In altri termini, la lunga e articolata elencazione delle attività che proseguono a operare non consente a chiunque di richiamare un altrettanto lungo e articolato elenco di alibi di “necessità” per autocertificare la deroga alle norme in tema di permanenza presso il proprio domicilio. Tale interpretazione è ribadita dalla circolare del ministro dell’Interno del 12 marzo, in linea con quanto già disposto dal decreto del presidente del Consiglio:

Per quanto riguarda le situazioni di necessità, si specifica che gli spostamenti sono consentiti per comprovate esigenze primarie non rinviabili (…)

Insomma, anche andare al supermercato non è sempre una “necessità”. E se la menzionata elencazione degli esercizi commerciali aperti rischia di rendere ancora più discrezionale la valutazione, da parte dei soggetti preposti ai controlli, dei motivi dell’uscita da casa, il criterio delle “comprovate esigenze primarie non rinviabili” deve essere l’unico adottato dai cittadini, e senza dubbio alcuno.

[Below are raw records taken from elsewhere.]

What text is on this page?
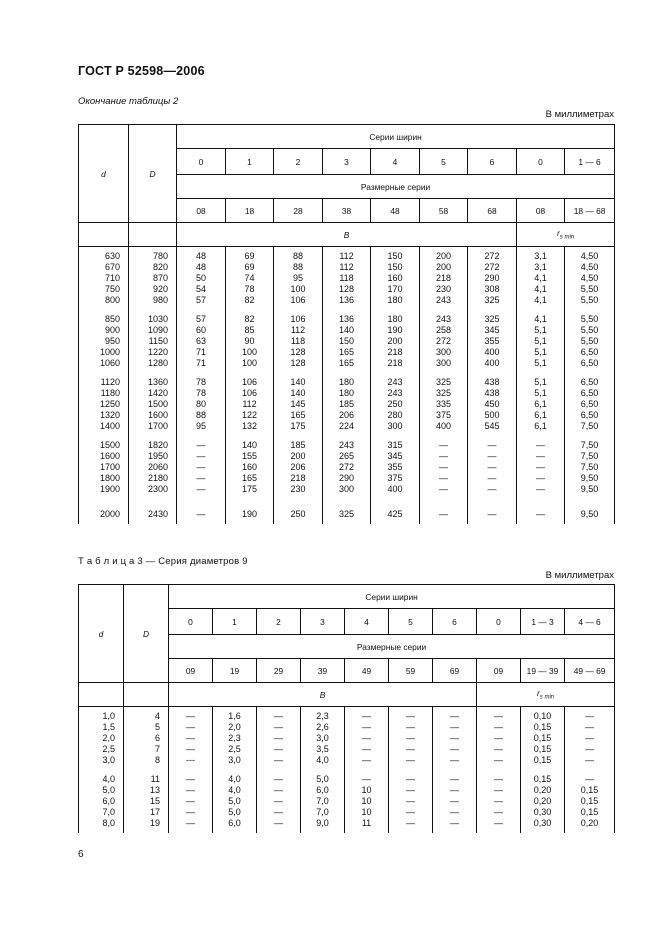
ГОСТ Р 52598—2006
Окончание таблицы 2
В миллиметрах
d	D	Серии ширин								
		0	1	2	3	4	5	6	0	1 — 6
		Размерные серии								
		08	18	28	38	48	58	68	08	18 — 68
		B							$r_{s min}$
630	780	48	69	88	112	150	200	272	3,1	4,50
670	820	48	69	88	112	150	200	272	3,1	4,50
710	870	50	74	95	118	160	218	290	4,1	4,50
750	920	54	78	100	128	170	230	308	4,1	5,50
800	980	57	82	106	136	180	243	325	4,1	5,50

850	1030	57	82	106	136	180	243	325	4,1	5,50
900	1090	60	85	112	140	190	258	345	5,1	5,50
950	1150	63	90	118	150	200	272	355	5,1	5,50
1000	1220	71	100	128	165	218	300	400	5,1	6,50
1060	1280	71	100	128	165	218	300	400	5,1	6,50

1120	1360	78	106	140	180	243	325	438	5,1	6,50
1180	1420	78	106	140	180	243	325	438	5,1	6,50
1250	1500	80	112	145	185	250	335	450	6,1	6,50
1320	1600	88	122	165	206	280	375	500	6,1	6,50
1400	1700	95	132	175	224	300	400	545	6,1	7,50

1500	1820	—	140	185	243	315	—	—	—	7,50
1600	1950	—	155	200	265	345	—	—	—	7,50
1700	2060	—	160	206	272	355	—	—	—	7,50
1800	2180	—	165	218	290	375	—	—	—	9,50
1900	2300	—	175	230	300	400	—	—	—	9,50

2000	2430	—	190	250	325	425	—	—	—	9,50
Т а б л и ц а 3 — Серия диаметров 9
В миллиметрах
d	D	Серии ширин									
		0	1	2	3	4	5	6	0	1 — 3	4 — 6
		Размерные серии									
		09	19	29	39	49	59	69	09	19 — 39	49 — 69
		B							$r_{s min}$
1,0	4	—	1,6	—	2,3	—	—	—	—	0,10	—
1,5	5	—	2,0	—	2,6	—	—	—	—	0,15	—
2,0	6	—	2,3	—	3,0	—	—	—	—	0,15	—
2,5	7	—	2,5	—	3,5	—	—	—	—	0,15	—
3,0	8	---	3,0	—	4,0	—	—	—	—	0,15	—

4,0	11	—	4,0	—	5,0	—	—	—	—	0,15	—
5,0	13	—	4,0	—	6,0	10	—	—	—	0,20	0,15
6,0	15	—	5,0	—	7,0	10	—	—	—	0,20	0,15
7,0	17	—	5,0	—	7,0	10	—	—	—	0,30	0,15
8,0	19	—	6,0	—	9,0	11	—	—	—	0,30	0,20
6
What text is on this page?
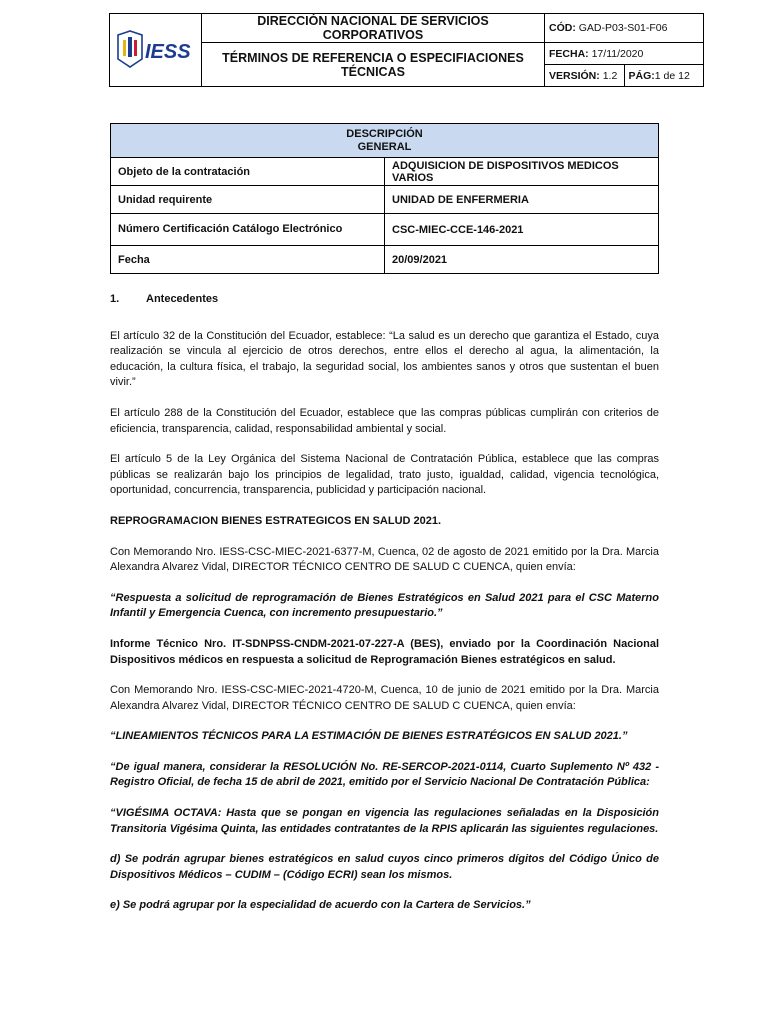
IESS	DIRECCIÓN NACIONAL DE SERVICIOS CORPORATIVOS	CÓD: GAD-P03-S01-F06	
	TÉRMINOS DE REFERENCIA O ESPECIFIACIONES TÉCNICAS	FECHA: 17/11/2020	
		VERSIÓN: 1.2	PÁG:1 de 12
DESCRIPCIÓN
GENERAL	
Objeto de la contratación	ADQUISICION DE DISPOSITIVOS MEDICOS VARIOS
Unidad requirente	UNIDAD DE ENFERMERIA
Número Certificación Catálogo Electrónico	CSC-MIEC-CCE-146-2021
Fecha	20/09/2021

1. Antecedentes

El artículo 32 de la Constitución del Ecuador, establece: “La salud es un derecho que garantiza el Estado, cuya realización se vincula al ejercicio de otros derechos, entre ellos el derecho al agua, la alimentación, la educación, la cultura física, el trabajo, la seguridad social, los ambientes sanos y otros que sustentan el buen vivir.”

El artículo 288 de la Constitución del Ecuador, establece que las compras públicas cumplirán con criterios de eficiencia, transparencia, calidad, responsabilidad ambiental y social.

El artículo 5 de la Ley Orgánica del Sistema Nacional de Contratación Pública, establece que las compras públicas se realizarán bajo los principios de legalidad, trato justo, igualdad, calidad, vigencia tecnológica, oportunidad, concurrencia, transparencia, publicidad y participación nacional.

REPROGRAMACION BIENES ESTRATEGICOS EN SALUD 2021.

Con Memorando Nro. IESS-CSC-MIEC-2021-6377-M, Cuenca, 02 de agosto de 2021 emitido por la Dra. Marcia Alexandra Alvarez Vidal, DIRECTOR TÉCNICO CENTRO DE SALUD C CUENCA, quien envía:

“Respuesta a solicitud de reprogramación de Bienes Estratégicos en Salud 2021 para el CSC Materno Infantil y Emergencia Cuenca, con incremento presupuestario.”

Informe Técnico Nro. IT-SDNPSS-CNDM-2021-07-227-A (BES), enviado por la Coordinación Nacional Dispositivos médicos en respuesta a solicitud de Reprogramación Bienes estratégicos en salud.

Con Memorando Nro. IESS-CSC-MIEC-2021-4720-M, Cuenca, 10 de junio de 2021 emitido por la Dra. Marcia Alexandra Alvarez Vidal, DIRECTOR TÉCNICO CENTRO DE SALUD C CUENCA, quien envía:

“LINEAMIENTOS TÉCNICOS PARA LA ESTIMACIÓN DE BIENES ESTRATÉGICOS EN SALUD 2021.”

“De igual manera, considerar la RESOLUCIÓN No. RE-SERCOP-2021-0114, Cuarto Suplemento Nº 432 - Registro Oficial, de fecha 15 de abril de 2021, emitido por el Servicio Nacional De Contratación Pública:

“VIGÉSIMA OCTAVA: Hasta que se pongan en vigencia las regulaciones señaladas en la Disposición Transitoria Vigésima Quinta, las entidades contratantes de la RPIS aplicarán las siguientes regulaciones.

d) Se podrán agrupar bienes estratégicos en salud cuyos cinco primeros dígitos del Código Único de Dispositivos Médicos – CUDIM – (Código ECRI) sean los mismos.

e) Se podrá agrupar por la especialidad de acuerdo con la Cartera de Servicios.”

In tema di controlli vale la pena aggiungere che, data l’esigenza assoluta che le disposizioni di legge siano rispettate, il 12 marzo scorso il ministro dell’Interno ha disposto che pure i militari possano fermare chi circola in strada, in applicazione del decreto-legge n. 6 del 23 febbraio 2020, secondo cui:

[…] al personale delle forze armate impiegate, previo provvedimento del prefetto competente, per assicurare l’esecuzione delle misure di contenimento…è attribuita la qualifica di agente di pubblica sicurezza.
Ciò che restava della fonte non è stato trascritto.